The next thing that we think about on almost every visit is lifestyle modifications. So part of that is the things that I was talking about, making sure we cut back salt, making sure we cut back fluid. We keep revisiting these over the course of the years that we work together, because it’s easy to go off the rails there at some point, but there are other things that are important too. So exercise is incredibly important. It used to be that we would say exercise will teach your body how to do more with less. There’s even some research that’s come out of Germany in the not too distant past that shows that exercise is changing the disease. It’s making the resistance to blood flow less. It’s allowing your heart to pump more. Doing structured exercise is important in this disease. Not only does it make people feel better and do more, it can actually potentially impact the disease itself.

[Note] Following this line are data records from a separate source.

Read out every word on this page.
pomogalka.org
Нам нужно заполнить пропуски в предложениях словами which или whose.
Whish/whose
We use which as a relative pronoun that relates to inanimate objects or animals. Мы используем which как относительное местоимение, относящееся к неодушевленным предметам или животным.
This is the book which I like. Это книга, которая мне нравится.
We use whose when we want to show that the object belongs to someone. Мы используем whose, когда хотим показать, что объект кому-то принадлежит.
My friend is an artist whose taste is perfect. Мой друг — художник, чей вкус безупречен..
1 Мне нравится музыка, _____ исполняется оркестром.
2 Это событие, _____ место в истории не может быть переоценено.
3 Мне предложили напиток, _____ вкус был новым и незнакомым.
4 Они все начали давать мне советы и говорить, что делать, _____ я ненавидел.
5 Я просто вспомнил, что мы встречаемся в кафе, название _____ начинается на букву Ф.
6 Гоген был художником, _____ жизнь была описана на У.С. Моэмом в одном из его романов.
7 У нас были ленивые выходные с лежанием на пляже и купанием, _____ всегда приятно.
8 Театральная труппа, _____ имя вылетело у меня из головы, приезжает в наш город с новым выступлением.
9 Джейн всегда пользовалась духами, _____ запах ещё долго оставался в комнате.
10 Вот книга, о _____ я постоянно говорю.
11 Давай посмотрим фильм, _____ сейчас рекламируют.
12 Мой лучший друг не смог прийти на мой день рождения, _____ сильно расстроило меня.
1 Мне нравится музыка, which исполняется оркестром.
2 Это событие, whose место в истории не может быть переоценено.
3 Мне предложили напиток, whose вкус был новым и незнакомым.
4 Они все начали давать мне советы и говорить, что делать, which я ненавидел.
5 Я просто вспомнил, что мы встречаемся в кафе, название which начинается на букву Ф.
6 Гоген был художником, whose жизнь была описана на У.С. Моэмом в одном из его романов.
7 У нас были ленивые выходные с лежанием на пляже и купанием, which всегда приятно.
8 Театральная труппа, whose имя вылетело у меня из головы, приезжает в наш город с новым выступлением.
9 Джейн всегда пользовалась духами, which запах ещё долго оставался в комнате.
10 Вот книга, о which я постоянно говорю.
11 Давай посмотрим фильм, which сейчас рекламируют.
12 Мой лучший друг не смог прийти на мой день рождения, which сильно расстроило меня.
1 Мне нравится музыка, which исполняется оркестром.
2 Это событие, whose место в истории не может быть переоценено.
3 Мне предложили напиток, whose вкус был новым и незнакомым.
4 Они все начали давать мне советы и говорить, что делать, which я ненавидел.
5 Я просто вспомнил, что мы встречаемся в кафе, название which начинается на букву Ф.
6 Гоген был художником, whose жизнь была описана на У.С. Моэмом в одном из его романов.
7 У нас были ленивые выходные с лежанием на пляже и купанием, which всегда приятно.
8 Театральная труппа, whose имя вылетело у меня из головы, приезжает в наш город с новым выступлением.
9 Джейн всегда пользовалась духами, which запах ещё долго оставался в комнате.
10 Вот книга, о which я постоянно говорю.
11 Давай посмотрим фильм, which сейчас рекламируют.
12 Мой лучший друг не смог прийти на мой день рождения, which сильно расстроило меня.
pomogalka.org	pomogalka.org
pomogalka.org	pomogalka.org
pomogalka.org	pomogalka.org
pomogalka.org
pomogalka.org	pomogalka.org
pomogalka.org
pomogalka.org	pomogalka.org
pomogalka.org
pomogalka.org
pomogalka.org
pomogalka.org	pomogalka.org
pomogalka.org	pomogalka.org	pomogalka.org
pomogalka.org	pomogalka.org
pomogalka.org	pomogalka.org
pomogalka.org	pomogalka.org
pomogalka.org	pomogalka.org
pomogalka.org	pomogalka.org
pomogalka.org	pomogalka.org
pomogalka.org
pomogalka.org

So different exercise is different for everybody with PH. For some people a structured exercise program is five minutes every day being more active and then building that up over time. Some people, it’s much longer than that and so it’s very individualized, but whatever level it is I think that it’s important. So we spend some time talking about those kinds of lifestyle adaptations and changes that are not drugs, but are still hugely important in feeling good with pulmonary hypertension.
Then the last thing we do is we just run through any symptoms, any new symptom that a patient is having. As a pulmonary hypertension doctor, all my patients also have a primary care doctor and it’s not my intention to kind of take over the role of a primary care doctor, but what I do want to make sure is that it’s very easy for patients and the entire healthcare team alike to say everything I feel is related to my pulmonary hypertension or the drugs that I’m on for pulmonary hypertension. By going through those symptoms we can say, “Oh, that may be pulmonary hypertension, that may be a pulmonary hypertension drug. Oh, that symptom probably is not related to pulmonary hypertension.” So as a healthcare team, and by healthcare team I mean patients, families, doctors, primary care doctors, this allows people to help keep an open mind and find where are the other problems that we can help correct.
We’re always going to be focused on the pulmonary hypertension.We’re not going to forget about that, so one of the key aspects of this is if somebody has a bunion on their foot and we blame it on their pulmonary hypertension drugs, we’re never going to fix that foot pain, but if we instead call a spade a spade and treat the bunion, they’re going to feel a lot better than if we just blame it on their PH drugs.
My name is Peter Leary and I’m aware that I’m rare.